John Bell Hood
U.S. Army officer and general of the Confederate Army
Years: 1831 - 1879
John Bell Hood (June 1 or June 29, 1831 – August 30, 1879) is a Confederate general during the American Civil War.
Hood has a reputation for bravery and aggressiveness that sometimes borders on recklessness.
Arguably one of the best brigade and division commanders in the Confederate States Army, Hood becomes increasingly ineffective as he is promoted to lead larger, independent commands late in the war, and his career is marred by his decisive defeats leading an army in the Atlanta Campaign and the Franklin-Nashville Campaign.
Hood's education at the United States Military Academy leads to a career as a junior officer in both the infantry and cavalry of the antebellum U.S. Army in California and Texas.
At the start of the Civil War, he offers his services to his adopted state of Texas.
He achieves his reputation for aggressive leadership as a brigade commander in the army of Robert E. Lee during the Seven Days Battles in 1862, after which he is promoted to division command.

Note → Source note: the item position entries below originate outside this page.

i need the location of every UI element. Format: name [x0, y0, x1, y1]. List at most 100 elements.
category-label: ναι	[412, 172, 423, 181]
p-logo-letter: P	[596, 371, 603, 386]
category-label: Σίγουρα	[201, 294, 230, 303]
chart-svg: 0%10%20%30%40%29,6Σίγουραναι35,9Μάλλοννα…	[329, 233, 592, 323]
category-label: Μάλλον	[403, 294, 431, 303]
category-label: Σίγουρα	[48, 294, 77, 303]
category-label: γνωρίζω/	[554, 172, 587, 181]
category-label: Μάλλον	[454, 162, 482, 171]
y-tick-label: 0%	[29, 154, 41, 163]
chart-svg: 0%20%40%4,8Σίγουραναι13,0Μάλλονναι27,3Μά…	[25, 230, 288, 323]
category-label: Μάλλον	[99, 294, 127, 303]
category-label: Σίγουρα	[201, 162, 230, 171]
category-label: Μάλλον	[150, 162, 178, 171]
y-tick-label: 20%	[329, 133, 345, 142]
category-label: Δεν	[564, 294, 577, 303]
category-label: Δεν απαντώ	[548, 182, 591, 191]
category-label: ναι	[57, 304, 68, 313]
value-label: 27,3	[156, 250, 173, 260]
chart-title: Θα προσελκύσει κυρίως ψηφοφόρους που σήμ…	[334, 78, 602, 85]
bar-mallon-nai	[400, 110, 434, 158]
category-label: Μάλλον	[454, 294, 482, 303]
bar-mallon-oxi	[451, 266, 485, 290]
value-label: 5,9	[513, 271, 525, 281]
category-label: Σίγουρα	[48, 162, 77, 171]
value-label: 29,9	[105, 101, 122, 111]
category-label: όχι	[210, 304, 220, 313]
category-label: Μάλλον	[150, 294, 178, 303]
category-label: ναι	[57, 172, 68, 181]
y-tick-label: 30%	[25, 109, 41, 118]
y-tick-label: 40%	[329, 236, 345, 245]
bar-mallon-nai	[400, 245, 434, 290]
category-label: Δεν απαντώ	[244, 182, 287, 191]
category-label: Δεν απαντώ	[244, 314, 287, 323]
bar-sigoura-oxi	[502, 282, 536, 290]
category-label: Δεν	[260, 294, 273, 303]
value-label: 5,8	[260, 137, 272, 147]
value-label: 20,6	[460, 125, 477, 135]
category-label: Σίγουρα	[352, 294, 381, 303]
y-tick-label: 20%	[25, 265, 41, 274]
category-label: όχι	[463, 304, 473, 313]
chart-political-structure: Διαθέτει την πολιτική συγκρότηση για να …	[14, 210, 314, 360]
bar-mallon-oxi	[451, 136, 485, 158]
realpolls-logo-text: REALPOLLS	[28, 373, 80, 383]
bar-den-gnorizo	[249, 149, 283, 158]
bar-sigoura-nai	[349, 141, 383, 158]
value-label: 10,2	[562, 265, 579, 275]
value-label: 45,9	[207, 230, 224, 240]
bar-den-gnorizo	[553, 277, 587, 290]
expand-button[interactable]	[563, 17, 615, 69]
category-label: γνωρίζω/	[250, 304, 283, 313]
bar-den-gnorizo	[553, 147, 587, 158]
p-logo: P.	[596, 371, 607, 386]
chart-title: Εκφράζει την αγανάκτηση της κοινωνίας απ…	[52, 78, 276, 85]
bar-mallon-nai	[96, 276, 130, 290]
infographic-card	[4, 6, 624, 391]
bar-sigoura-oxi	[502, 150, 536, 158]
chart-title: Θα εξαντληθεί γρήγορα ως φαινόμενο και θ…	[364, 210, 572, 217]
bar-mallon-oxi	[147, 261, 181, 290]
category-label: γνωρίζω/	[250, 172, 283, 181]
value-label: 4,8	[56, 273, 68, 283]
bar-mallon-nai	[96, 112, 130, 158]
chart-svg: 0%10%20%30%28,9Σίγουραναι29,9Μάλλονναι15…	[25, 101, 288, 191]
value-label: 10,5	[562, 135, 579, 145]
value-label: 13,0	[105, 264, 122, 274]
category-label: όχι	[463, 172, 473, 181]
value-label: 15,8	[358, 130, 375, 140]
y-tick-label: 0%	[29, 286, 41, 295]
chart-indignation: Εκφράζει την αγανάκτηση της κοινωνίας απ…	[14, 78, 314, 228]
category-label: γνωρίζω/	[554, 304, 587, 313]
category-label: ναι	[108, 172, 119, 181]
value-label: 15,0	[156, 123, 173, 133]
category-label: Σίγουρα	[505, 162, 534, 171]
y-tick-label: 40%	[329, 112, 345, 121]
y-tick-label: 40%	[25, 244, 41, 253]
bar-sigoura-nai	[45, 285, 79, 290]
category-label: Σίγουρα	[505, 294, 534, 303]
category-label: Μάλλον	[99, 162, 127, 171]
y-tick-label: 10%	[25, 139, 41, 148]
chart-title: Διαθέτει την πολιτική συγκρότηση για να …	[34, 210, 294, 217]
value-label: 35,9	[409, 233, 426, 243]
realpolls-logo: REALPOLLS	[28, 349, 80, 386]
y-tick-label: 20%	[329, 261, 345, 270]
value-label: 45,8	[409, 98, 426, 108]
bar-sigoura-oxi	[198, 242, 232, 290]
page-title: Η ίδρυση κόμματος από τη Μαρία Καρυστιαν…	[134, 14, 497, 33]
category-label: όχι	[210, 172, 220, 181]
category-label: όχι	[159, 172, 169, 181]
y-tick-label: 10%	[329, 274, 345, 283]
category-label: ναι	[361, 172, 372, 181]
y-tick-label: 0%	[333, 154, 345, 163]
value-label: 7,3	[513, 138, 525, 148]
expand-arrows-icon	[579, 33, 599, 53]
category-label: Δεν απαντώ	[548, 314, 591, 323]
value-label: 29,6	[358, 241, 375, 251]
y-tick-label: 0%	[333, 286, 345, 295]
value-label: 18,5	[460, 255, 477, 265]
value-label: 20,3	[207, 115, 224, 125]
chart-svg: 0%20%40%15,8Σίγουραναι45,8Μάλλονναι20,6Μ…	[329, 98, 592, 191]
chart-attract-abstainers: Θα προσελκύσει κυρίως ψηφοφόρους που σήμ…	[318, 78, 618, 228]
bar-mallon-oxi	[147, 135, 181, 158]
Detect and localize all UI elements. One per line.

He leads a division under James Longstreet in the campaigns of 1862–63.
At the Battle of Gettysburg, he is severely wounded, rendering his left arm useless for the rest of his life.

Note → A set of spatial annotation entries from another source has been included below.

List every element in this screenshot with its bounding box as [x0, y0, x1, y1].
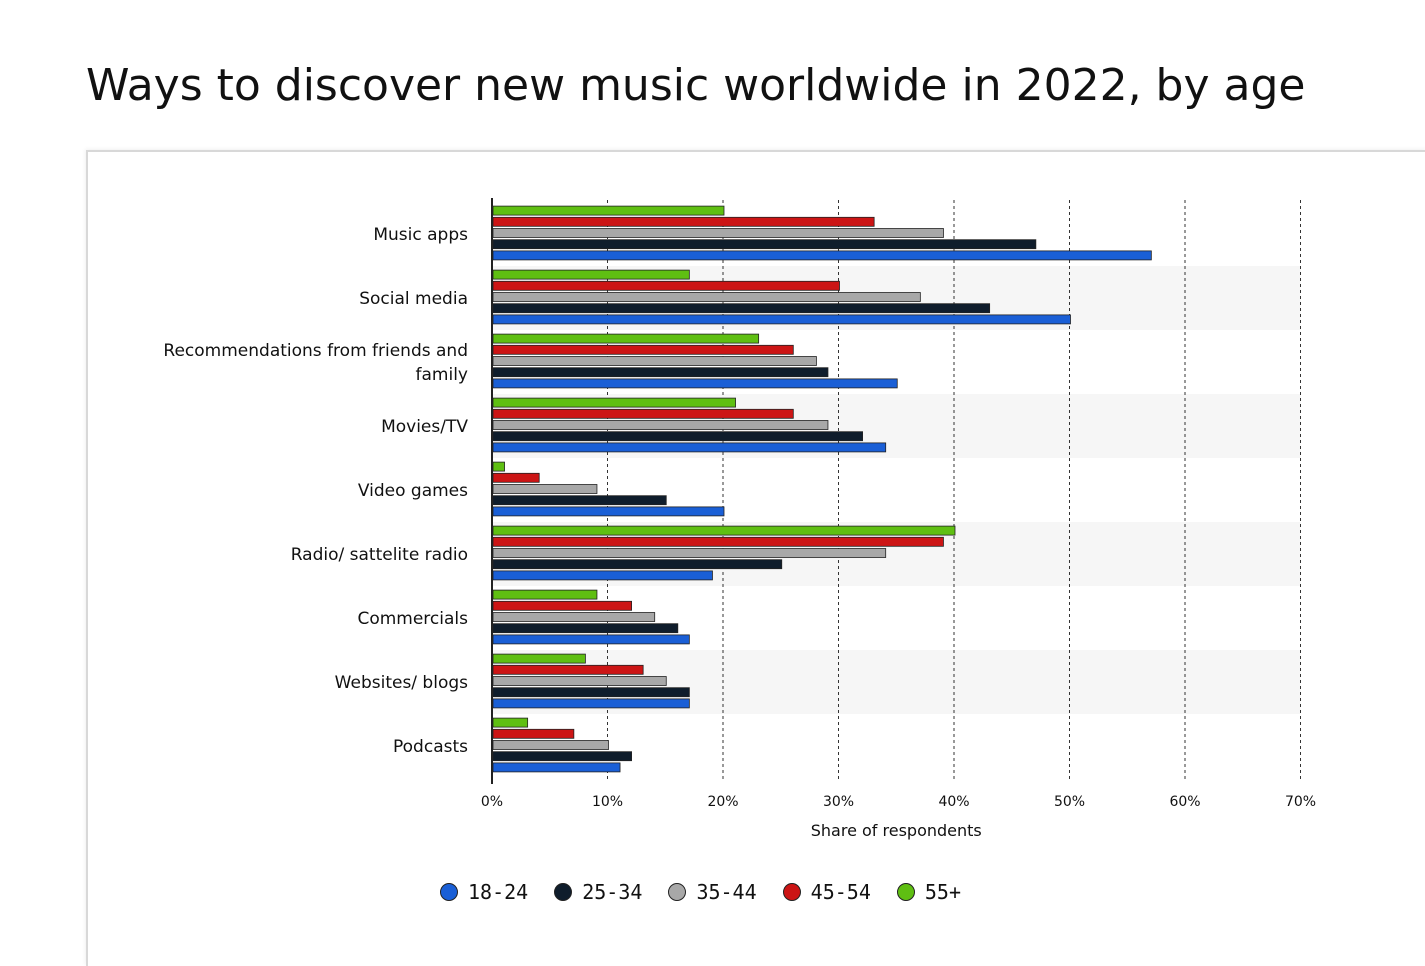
category-bands: [492, 266, 1301, 714]
category-label: Radio/ sattelite radio: [291, 545, 468, 565]
bar[interactable]: [492, 292, 921, 302]
bar[interactable]: [492, 431, 864, 442]
bar[interactable]: [492, 216, 875, 227]
bar[interactable]: [492, 408, 794, 419]
category-label: Movies/TV: [381, 417, 468, 437]
bar[interactable]: [492, 367, 829, 378]
x-tick-label: 50%: [1054, 794, 1085, 810]
bar-chart: Music apps Social media Recommendations fr…: [163, 198, 1316, 840]
bar[interactable]: [492, 269, 690, 280]
bar[interactable]: [492, 239, 1037, 250]
legend-item[interactable]: 35-44: [668, 880, 757, 904]
bar[interactable]: [492, 653, 586, 664]
x-tick-labels: 0% 10% 20% 30% 40% 50% 60% 70%: [481, 794, 1316, 810]
x-tick-label: 70%: [1285, 794, 1316, 810]
legend: 18-24 25-34 35-44 45-54 55+: [440, 880, 961, 904]
category-label: Music apps: [373, 225, 468, 245]
category-label: Recommendations from friends and: [163, 341, 468, 361]
bar[interactable]: [492, 525, 956, 536]
bar[interactable]: [492, 762, 621, 773]
bar[interactable]: [492, 472, 540, 483]
bar[interactable]: [492, 205, 725, 216]
legend-dot-icon: [668, 883, 687, 901]
bar[interactable]: [492, 698, 690, 709]
bar[interactable]: [492, 589, 598, 600]
bar[interactable]: [492, 461, 505, 472]
bar[interactable]: [492, 420, 829, 430]
category-label: family: [416, 365, 468, 385]
category-label: Video games: [358, 481, 468, 501]
bar[interactable]: [492, 664, 644, 675]
bar[interactable]: [492, 397, 736, 408]
bar[interactable]: [492, 344, 794, 355]
legend-item[interactable]: 18-24: [440, 880, 528, 904]
legend-item[interactable]: 25-34: [554, 880, 642, 904]
bar[interactable]: [492, 356, 817, 366]
x-tick-label: 60%: [1169, 794, 1200, 810]
x-axis-title: Share of respondents: [811, 821, 982, 840]
x-tick-label: 10%: [592, 794, 623, 810]
legend-dot-icon: [440, 883, 458, 901]
bar[interactable]: [492, 333, 760, 344]
bar[interactable]: [492, 506, 725, 517]
legend-label: 35-44: [696, 880, 757, 904]
bar[interactable]: [492, 250, 1152, 261]
x-tick-label: 40%: [938, 794, 969, 810]
x-tick-label: 30%: [823, 794, 854, 810]
x-tick-label: 20%: [707, 794, 738, 810]
bar[interactable]: [492, 559, 783, 570]
bar[interactable]: [492, 548, 887, 558]
legend-label: 55+: [924, 880, 961, 904]
category-label: Podcasts: [393, 737, 468, 757]
bar[interactable]: [492, 751, 633, 762]
legend-dot-icon: [554, 883, 573, 901]
legend-item[interactable]: 45-54: [782, 880, 871, 904]
category-label: Social media: [359, 289, 468, 309]
bar[interactable]: [492, 687, 690, 698]
bar[interactable]: [492, 378, 898, 389]
bar[interactable]: [492, 717, 529, 728]
bar[interactable]: [492, 228, 944, 238]
bar[interactable]: [492, 676, 667, 686]
bar[interactable]: [492, 536, 944, 547]
category-labels: Music apps Social media Recommendations fr…: [163, 225, 468, 757]
legend-label: 18-24: [468, 880, 529, 904]
bar[interactable]: [492, 280, 840, 291]
legend-item[interactable]: 55+: [896, 880, 961, 904]
page-title: Ways to discover new music worldwide in …: [86, 60, 1306, 111]
bar[interactable]: [492, 600, 633, 611]
bar[interactable]: [492, 634, 690, 645]
bar[interactable]: [492, 612, 656, 622]
bar[interactable]: [492, 495, 667, 506]
bar[interactable]: [492, 728, 575, 739]
bar[interactable]: [492, 314, 1071, 325]
chart-card: Music apps Social media Recommendations fr…: [86, 150, 1425, 966]
bar[interactable]: [492, 623, 679, 634]
category-label: Websites/ blogs: [335, 673, 468, 693]
bar[interactable]: [492, 740, 609, 750]
bar[interactable]: [492, 484, 598, 494]
legend-dot-icon: [782, 883, 801, 901]
category-label: Commercials: [357, 609, 468, 629]
legend-label: 45-54: [810, 880, 871, 904]
bar[interactable]: [492, 442, 887, 453]
legend-label: 25-34: [582, 880, 643, 904]
x-tick-label: 0%: [481, 794, 503, 810]
bars: [492, 205, 1152, 773]
bar[interactable]: [492, 570, 713, 581]
legend-dot-icon: [896, 883, 915, 901]
bar[interactable]: [492, 303, 991, 314]
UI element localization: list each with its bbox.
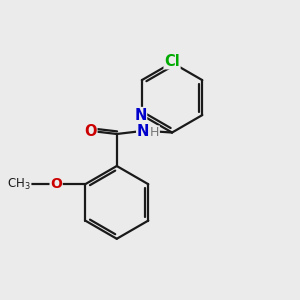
Text: Cl: Cl [164, 54, 180, 69]
Text: N: N [137, 124, 149, 139]
Text: H: H [150, 126, 159, 139]
Text: O: O [50, 177, 62, 191]
Text: N: N [134, 108, 146, 123]
Text: CH$_3$: CH$_3$ [7, 177, 31, 192]
Text: O: O [84, 124, 97, 139]
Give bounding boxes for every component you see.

Transferred with many of Longstreet's troops to the Western Theater, Hood leads a massive assault into a gap in the Union line at the Battle of Chickamauga, but is wounded again, requiring the amputation of his right leg.
Hood returns to field service during the Atlanta Campaign of 1864, and at the age of 33 is promoted to temporary full general and command of the Army of Tennessee at the outskirts of Atlanta.

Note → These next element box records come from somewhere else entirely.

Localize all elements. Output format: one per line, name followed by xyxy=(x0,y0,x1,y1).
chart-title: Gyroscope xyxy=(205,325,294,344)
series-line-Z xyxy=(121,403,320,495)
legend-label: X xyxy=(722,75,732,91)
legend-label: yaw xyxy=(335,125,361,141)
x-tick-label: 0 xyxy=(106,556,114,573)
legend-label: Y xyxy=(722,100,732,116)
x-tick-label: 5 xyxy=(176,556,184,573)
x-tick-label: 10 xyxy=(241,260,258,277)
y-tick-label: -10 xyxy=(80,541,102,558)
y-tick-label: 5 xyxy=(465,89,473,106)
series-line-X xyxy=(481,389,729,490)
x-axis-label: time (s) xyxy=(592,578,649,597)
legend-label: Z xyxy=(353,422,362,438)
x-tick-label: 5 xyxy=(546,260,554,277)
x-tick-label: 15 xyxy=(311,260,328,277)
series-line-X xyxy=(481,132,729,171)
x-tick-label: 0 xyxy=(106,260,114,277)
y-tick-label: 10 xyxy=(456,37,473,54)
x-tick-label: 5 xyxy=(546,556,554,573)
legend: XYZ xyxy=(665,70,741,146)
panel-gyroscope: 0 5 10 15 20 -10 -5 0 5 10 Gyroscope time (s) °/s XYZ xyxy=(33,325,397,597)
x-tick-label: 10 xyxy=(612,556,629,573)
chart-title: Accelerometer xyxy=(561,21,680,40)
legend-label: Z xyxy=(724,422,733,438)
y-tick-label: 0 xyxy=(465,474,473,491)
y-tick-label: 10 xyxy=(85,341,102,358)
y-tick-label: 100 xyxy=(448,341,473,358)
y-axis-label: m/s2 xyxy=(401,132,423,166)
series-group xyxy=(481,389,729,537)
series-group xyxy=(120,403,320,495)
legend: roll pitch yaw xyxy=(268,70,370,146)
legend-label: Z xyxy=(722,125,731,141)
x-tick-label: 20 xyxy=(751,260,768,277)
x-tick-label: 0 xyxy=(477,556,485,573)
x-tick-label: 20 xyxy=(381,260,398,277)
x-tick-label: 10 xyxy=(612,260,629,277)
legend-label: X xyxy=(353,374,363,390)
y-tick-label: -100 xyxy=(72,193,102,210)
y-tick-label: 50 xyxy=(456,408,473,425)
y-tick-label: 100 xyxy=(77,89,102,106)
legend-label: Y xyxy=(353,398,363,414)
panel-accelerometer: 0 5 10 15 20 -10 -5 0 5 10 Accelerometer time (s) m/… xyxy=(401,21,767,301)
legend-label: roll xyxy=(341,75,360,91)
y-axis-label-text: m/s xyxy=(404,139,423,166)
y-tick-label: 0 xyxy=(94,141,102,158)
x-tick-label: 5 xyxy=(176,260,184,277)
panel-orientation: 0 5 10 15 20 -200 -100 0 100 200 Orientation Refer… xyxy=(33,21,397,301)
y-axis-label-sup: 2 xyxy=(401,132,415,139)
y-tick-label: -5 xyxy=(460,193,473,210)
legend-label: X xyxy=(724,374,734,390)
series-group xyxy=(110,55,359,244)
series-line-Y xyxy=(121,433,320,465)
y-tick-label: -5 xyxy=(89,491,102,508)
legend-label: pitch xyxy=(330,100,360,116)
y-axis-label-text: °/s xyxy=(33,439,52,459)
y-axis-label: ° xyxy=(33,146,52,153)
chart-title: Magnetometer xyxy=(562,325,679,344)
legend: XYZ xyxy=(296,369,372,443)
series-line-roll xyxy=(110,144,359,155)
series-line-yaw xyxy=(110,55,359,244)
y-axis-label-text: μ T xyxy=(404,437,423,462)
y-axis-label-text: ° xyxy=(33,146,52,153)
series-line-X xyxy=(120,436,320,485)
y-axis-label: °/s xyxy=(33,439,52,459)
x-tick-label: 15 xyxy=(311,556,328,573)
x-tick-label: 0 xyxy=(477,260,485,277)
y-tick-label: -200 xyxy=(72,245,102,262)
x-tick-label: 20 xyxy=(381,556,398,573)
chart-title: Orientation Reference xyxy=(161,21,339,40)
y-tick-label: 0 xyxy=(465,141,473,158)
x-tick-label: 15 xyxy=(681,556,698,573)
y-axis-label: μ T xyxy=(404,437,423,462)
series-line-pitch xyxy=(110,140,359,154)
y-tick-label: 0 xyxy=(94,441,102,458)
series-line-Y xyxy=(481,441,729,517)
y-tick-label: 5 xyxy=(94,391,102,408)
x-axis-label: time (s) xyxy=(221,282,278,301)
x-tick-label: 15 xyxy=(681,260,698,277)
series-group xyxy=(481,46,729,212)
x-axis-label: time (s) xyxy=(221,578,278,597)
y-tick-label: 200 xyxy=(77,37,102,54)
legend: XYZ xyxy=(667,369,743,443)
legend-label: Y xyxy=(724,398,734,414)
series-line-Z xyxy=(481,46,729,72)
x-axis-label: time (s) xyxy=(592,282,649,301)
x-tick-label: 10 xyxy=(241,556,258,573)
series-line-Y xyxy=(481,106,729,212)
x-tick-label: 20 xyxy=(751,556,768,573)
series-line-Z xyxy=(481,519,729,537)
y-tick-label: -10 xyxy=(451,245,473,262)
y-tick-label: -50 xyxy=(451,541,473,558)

There, he dissipates his army in a series of bold, but fruitless assaults, and is compelled to evacuate the besieged city.
Leading his men through Alabama and into Tennessee, he severely damages his army by ordering a massive frontal assault at the Battle of Franklin and is decisively defeated at the Battle of Nashville by his former West Point instructor, Maj. Gen. George H. Thomas, after which he is relieved of command.
After the war, Hood moves to Louisiana and worked as a cotton broker and in the insurance business.
His business is ruined by a yellow fever epidemic in New Orleans during the winter of 1878–79 and he succumbs to the disease himself, dying just days after his wife and oldest child, leaving ten destitute orphans.